I had just finished a light read, A Memory Between Us, by Sarah Sundin, and have been slogging through The Girl With the Dragon Tatoo, when the urge to spend some time in one of my gardening books came over me. I needed the tender words and love of gardening of a woman who lived in another time and another place but whose words were still relevant today and I was hungry for the beautiful paintings of one of the great Impressionists. Celia Thaxter and Childe Hassam were tucked into a beautiful book sleeve, sitting, quite nicely, on a shelf, just waiting to be enjoyed.
Does this ever happen to you? Piles of books all around, several with bookmarks peaking a third of the way through, with nothing to really satisfy you but a treasured volume hidden upon a shelf?

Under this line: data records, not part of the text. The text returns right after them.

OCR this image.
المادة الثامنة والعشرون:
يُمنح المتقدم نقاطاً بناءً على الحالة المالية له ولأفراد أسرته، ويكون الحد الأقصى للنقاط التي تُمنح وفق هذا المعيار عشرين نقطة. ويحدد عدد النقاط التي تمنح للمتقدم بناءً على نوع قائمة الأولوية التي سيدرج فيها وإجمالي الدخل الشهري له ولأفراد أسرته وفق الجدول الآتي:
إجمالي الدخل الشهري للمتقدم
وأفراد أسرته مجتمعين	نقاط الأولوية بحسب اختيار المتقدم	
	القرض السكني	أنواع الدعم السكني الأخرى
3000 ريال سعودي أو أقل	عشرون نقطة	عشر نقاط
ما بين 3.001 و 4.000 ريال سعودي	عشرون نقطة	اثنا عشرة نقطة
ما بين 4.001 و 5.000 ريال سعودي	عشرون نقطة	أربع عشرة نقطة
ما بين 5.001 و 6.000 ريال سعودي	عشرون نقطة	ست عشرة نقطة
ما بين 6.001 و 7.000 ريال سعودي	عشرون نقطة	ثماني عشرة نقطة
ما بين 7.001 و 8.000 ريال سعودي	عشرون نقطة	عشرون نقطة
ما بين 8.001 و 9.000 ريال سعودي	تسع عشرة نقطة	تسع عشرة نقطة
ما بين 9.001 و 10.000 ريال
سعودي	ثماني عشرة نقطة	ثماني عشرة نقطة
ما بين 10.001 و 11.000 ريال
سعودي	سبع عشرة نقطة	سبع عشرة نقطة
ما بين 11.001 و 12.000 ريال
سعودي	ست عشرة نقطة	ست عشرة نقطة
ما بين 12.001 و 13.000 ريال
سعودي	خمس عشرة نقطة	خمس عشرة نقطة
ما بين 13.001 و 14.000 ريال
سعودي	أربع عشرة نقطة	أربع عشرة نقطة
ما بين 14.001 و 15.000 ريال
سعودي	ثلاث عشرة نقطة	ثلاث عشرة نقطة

An Island Garden was reissued about ten years ago, reproduced with the art nouveau cover of its time with an introduction by none other than Tasha Tudor. The book follows the island garden, in the Isles of Shoals off the coast of Portsmouth, New Hampshire, through a year. The prose is poetic and beautifully crafted and the illustrations are by a friend of Celia Thaxter’s, Childe Hassam, who came summers to stay at Appledore House Hotel, where Celia worked with her family, who owned the hotel, acting as hostess. The hotel was a haven for artistes of the day, Hassam being one. Hassam and Thaxter became friends and he returned to the Isles of Shoals many times, painting some of his most memorable works there.
He who is born with a silver spoon in his mouth is generally considered a fortunate person, but his good fortune is small compared to that of the happy mortal who enters the world with a passion for flowers in his soul. Celia Baxter, An Island Garden, page 4
From her earliest memories, Celia loved flowers. When she was four years old, her family moved to White Island, in the Isles of Shoals, where her father was the lighthouse keeper. A lonely place for a young child, young Celia grew to love the natural beauty of the island. The experience cemented not only her love of gardens, but, the islands themselves. That she shared her garden in 1894, near the end of her life, with words and images that still resonate today, is a gift to the reader; a time to reflect, to slow down, to listen to the rhythms of the wind and the soil and the seasons. That her friend illustrated it with such remarkable splendor only makes it all-the-more-special in An Island Garden.
I’m glad I acted on that urge to delve into one of my gardening books, to visit a nearby shelf, to slip the book out of its booksleeve and open its wondrous pages. It is good to be refreshed and renewed with the beauty of good words and beautiful paintings, is it not?